Einfach Bank? Von wegen

Die Valiant will sich von der Regionalbank zur Finanzdienstleisterin mausern.

Auch beim Anlagegeschäft müsse man über die Bücher, sagt der designierte Bankchef Ewald Burgener.

Auch beim Anlagegeschäft müsse man über die Bücher, sagt der designierte Bankchef Ewald Burgener.

(Bild: Samuel Schalch)

Mischa Stünzi

«Wir sind einfach Bank.» Seit mehreren Jahren wirbt die Valiant mit diesem Slogan. Womöglich muss sie sich aber schon bald etwas Neues einfallen lassen. Denn die grösste Regionalbank der Schweiz will ihr Geschäftsmodell ausweiten und mehr als nur Bankdienstleistungen anbieten. So umriss am Mittwoch Valiant-Präsident Jürg Bucher die neue Strategie 2024, die derzeit erarbeitet werde. Zum «umfassenden Finanzdienstleister» soll die Bank werden, wie Bucher sagte.

Wagt die Valiant also ein neues Allfinanz-Abenteuer und verkauft bald nicht nur Fonds und Hypotheken, sondern auch Lebensversicherungen und Krankenkassen? Nein, präzisiert Bankchef Markus Gygax auf Nachfrage, solche Experimente seien nicht geplant. Vielmehr wolle man neue Wege finden, um die Bedürfnisse der Bankkunden zu befriedigen.

Arbeit für den Neuen

Zwei Beispiele für diese neuen Wege nannte Bucher am Mittwoch.
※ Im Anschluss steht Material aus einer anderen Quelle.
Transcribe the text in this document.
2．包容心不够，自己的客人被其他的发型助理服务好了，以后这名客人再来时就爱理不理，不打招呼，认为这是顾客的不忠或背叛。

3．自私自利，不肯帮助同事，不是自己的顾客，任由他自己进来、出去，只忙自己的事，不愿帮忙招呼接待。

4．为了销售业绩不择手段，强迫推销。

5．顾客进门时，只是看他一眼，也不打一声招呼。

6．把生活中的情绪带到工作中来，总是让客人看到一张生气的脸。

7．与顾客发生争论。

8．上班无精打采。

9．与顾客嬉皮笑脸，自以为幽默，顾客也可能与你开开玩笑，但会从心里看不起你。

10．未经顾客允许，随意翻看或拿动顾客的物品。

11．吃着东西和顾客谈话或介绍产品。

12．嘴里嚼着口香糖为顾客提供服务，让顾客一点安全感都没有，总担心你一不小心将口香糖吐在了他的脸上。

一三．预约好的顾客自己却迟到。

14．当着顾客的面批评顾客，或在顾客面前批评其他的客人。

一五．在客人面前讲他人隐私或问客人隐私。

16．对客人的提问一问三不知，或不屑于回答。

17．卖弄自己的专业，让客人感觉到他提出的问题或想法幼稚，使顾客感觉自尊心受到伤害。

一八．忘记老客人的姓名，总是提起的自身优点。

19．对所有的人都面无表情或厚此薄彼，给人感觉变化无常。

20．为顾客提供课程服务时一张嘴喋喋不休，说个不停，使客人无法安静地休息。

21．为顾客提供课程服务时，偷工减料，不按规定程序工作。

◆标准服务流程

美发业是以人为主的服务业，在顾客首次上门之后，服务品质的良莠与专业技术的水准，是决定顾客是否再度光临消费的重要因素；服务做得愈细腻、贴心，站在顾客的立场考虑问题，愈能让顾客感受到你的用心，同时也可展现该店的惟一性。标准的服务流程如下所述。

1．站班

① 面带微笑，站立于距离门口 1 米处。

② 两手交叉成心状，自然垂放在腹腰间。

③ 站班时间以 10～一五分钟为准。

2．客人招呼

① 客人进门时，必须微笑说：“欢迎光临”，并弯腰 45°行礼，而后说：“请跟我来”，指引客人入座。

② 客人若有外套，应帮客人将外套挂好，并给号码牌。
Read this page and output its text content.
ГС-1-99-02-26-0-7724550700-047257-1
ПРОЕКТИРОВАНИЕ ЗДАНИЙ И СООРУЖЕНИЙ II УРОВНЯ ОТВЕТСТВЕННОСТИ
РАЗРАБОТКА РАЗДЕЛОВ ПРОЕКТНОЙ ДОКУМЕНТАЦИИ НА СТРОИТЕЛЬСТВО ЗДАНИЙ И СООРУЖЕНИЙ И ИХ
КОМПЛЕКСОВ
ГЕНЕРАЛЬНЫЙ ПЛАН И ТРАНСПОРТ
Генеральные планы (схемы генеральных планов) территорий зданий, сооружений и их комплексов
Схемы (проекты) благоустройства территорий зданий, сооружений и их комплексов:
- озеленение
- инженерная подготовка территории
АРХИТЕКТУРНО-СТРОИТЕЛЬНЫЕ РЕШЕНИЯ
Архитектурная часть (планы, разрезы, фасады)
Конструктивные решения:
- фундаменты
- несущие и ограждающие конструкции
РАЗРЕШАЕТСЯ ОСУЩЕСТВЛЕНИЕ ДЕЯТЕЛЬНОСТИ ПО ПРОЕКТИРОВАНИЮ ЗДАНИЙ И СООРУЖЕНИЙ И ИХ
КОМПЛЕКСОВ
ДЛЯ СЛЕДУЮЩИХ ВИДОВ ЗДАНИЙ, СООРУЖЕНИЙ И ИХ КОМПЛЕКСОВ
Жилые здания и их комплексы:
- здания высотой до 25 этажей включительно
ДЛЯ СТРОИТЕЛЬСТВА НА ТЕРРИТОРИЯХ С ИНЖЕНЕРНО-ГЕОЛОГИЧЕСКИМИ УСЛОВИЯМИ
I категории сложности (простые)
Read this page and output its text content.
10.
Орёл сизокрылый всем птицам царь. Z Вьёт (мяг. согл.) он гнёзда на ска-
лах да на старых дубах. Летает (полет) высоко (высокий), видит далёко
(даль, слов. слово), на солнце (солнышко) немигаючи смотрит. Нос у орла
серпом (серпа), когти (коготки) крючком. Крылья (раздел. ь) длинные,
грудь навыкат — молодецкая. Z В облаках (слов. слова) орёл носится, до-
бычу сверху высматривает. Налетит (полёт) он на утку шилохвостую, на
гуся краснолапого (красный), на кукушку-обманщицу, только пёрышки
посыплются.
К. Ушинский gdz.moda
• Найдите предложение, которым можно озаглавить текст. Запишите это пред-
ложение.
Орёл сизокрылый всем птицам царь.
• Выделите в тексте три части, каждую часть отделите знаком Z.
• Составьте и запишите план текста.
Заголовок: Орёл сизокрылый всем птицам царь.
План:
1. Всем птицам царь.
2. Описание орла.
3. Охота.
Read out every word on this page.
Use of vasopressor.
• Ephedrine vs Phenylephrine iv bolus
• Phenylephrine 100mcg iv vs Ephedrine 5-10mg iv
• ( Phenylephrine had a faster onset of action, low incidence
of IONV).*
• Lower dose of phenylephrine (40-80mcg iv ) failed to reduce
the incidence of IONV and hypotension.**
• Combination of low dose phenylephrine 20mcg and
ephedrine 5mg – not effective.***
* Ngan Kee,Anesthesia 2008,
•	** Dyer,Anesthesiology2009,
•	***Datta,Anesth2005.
Einerseits baut die Bank in der Ostschweiz aktuell einen neuen Hypotheken-Vergleichsdienst auf. Für diesen sucht sie Partner, deren Hypotheken die Valiant-Berater dann den Kunden vorlegen könnten. Einfache Finanzierungen, so der Plan, würden dann gegen Gebühr dem externen Partner vermittelt – etwa einer Pensionskasse –, komplexere weiterhin bei der Valiant abgeschlossen.

Zudem hat sich die Valiant am digitalen Maklerbüro Agent ­Selly beteiligt. Dank dem Start-up sollen Kunden einfacher Liegenschaften kaufen und verkaufen können. Die Valiant erhofft sich von der Kooperation zusätzliche Hypotheken-Abschlüsse.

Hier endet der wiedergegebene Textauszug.